Four months after former Venezuelan President Nicolás Maduro was removed from power, the United States military has carried out a rapid response drills in Venezuela’s capital Caracas, involving Marine Corps personnel and hybrid military aircraft.
The exercise centered on two MV-22 Osprey aircraft — tiltrotor vehicles that combine the vertical takeoff and landing capabilities of a helicopter with the long-range, fuel efficiency of a fixed-wing plane. The aircraft flew over the recently reopened U.S. Embassy in Caracas before touching down in the embassy’s parking lot, where strong downdrafts from their rotors sent tree branches swaying across the area. After landing, uniformed Marine personnel exited the aircraft to complete the exercise’s operational drills.
In a public statement posted to its official Instagram account following the drill, the U.S. Embassy emphasized that maintaining sharp, rapid response military capabilities is a core pillar of operational readiness for U.S. forces, both deployed in Venezuela and across all global U.S. mission locations. Venezuela’s interim government had pre-announced the exercise earlier in the week, with Foreign Minister Yván Gil clarifying that the drill was framed as a preparation to respond to potential medical or large-scale catastrophic emergencies in the capital.
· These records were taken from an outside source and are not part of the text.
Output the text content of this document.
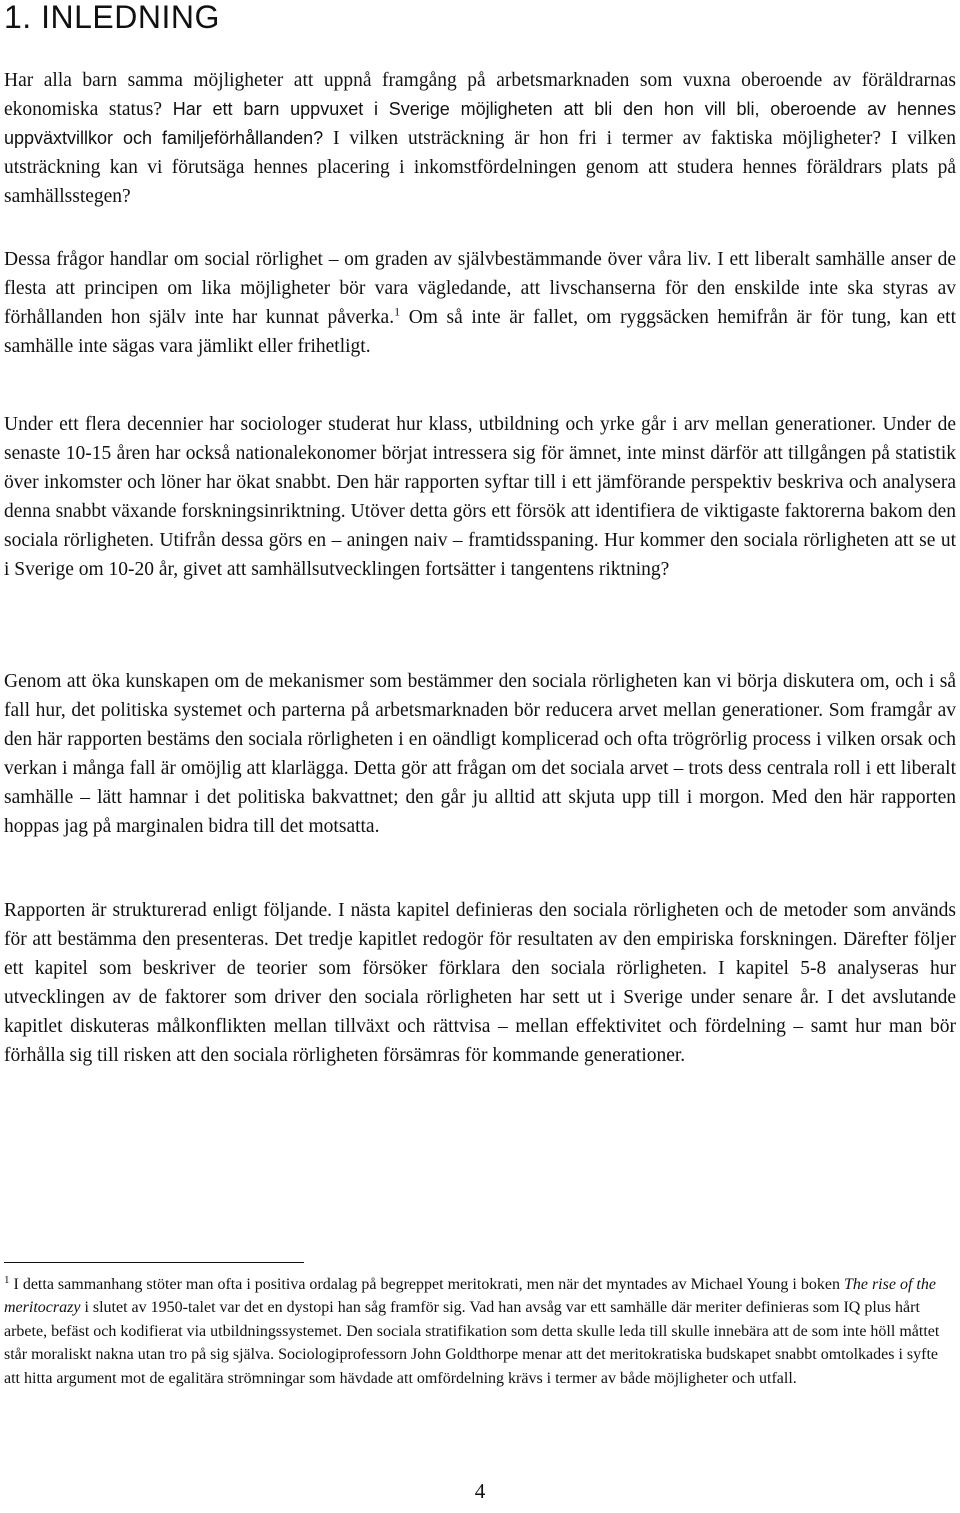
1. INLEDNING

Har alla barn samma möjligheter att uppnå framgång på arbetsmarknaden som vuxna oberoende av föräldrarnas ekonomiska status? Har ett barn uppvuxet i Sverige möjligheten att bli den hon vill bli, oberoende av hennes uppväxtvillkor och familjeförhållanden? I vilken utsträckning är hon fri i termer av faktiska möjligheter? I vilken utsträckning kan vi förutsäga hennes placering i inkomstfördelningen genom att studera hennes föräldrars plats på samhällsstegen?

Dessa frågor handlar om social rörlighet – om graden av självbestämmande över våra liv. I ett liberalt samhälle anser de flesta att principen om lika möjligheter bör vara vägledande, att livschanserna för den enskilde inte ska styras av förhållanden hon själv inte har kunnat påverka.$^1$ Om så inte är fallet, om ryggsäcken hemifrån är för tung, kan ett samhälle inte sägas vara jämlikt eller frihetligt.

Under ett flera decennier har sociologer studerat hur klass, utbildning och yrke går i arv mellan generationer. Under de senaste 10-15 åren har också nationalekonomer börjat intressera sig för ämnet, inte minst därför att tillgången på statistik över inkomster och löner har ökat snabbt. Den här rapporten syftar till i ett jämförande perspektiv beskriva och analysera denna snabbt växande forskningsinriktning. Utöver detta görs ett försök att identifiera de viktigaste faktorerna bakom den sociala rörligheten. Utifrån dessa görs en – aningen naiv – framtidsspaning. Hur kommer den sociala rörligheten att se ut i Sverige om 10-20 år, givet att samhällsutvecklingen fortsätter i tangentens riktning?

Genom att öka kunskapen om de mekanismer som bestämmer den sociala rörligheten kan vi börja diskutera om, och i så fall hur, det politiska systemet och parterna på arbetsmarknaden bör reducera arvet mellan generationer. Som framgår av den här rapporten bestäms den sociala rörligheten i en oändligt komplicerad och ofta trögrörlig process i vilken orsak och verkan i många fall är omöjlig att klarlägga. Detta gör att frågan om det sociala arvet – trots dess centrala roll i ett liberalt samhälle – lätt hamnar i det politiska bakvattnet; den går ju alltid att skjuta upp till i morgon. Med den här rapporten hoppas jag på marginalen bidra till det motsatta.

Rapporten är strukturerad enligt följande. I nästa kapitel definieras den sociala rörligheten och de metoder som används för att bestämma den presenteras. Det tredje kapitlet redogör för resultaten av den empiriska forskningen. Därefter följer ett kapitel som beskriver de teorier som försöker förklara den sociala rörligheten. I kapitel 5-8 analyseras hur utvecklingen av de faktorer som driver den sociala rörligheten har sett ut i Sverige under senare år. I det avslutande kapitlet diskuteras målkonflikten mellan tillväxt och rättvisa – mellan effektivitet och fördelning – samt hur man bör förhålla sig till risken att den sociala rörligheten försämras för kommande generationer.

$^1$ I detta sammanhang stöter man ofta i positiva ordalag på begreppet meritokrati, men när det myntades av Michael Young i boken The rise of the meritocrazy i slutet av 1950-talet var det en dystopi han såg framför sig. Vad han avsåg var ett samhälle där meriter definieras som IQ plus hårt arbete, befäst och kodifierat via utbildningssystemet. Den sociala stratifikation som detta skulle leda till skulle innebära att de som inte höll måttet står moraliskt nakna utan tro på sig själva. Sociologiprofessorn John Goldthorpe menar att det meritokratiska budskapet snabbt omtolkades i syfte att hitta argument mot de egalitära strömningar som hävdade att omfördelning krävs i termer av både möjligheter och utfall.

4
This military exercise comes just two months after the U.S. formally reopened its diplomatic mission in Caracas. The embassy reopening marked the full restoration of bilateral diplomatic ties between Washington and Caracas, a step that followed Maduro’s ouster from office in early January. The last time U.S. military aircraft operated over Caracas was on January 3, when U.S. elite special operations forces rappelled from military helicopters to capture Maduro and his wife. The pair were subsequently extradited to New York to face international drug trafficking charges, and both have entered formal pleas of not guilty to the allegations against them.
The drill drew mixed reactions from local residents on Saturday. Dozens of Caracas locals gathered near the embassy compound to observe the aircraft and exercise activity, while a separate group of several dozen protesters assembled at another location across the city to demonstrate against the U.S. military operation. Protesters carried a large Venezuelan flag emblazoned with the phrase “No to the Yankee drill” to voice their opposition to the deployment of U.S. forces on Venezuelan territory.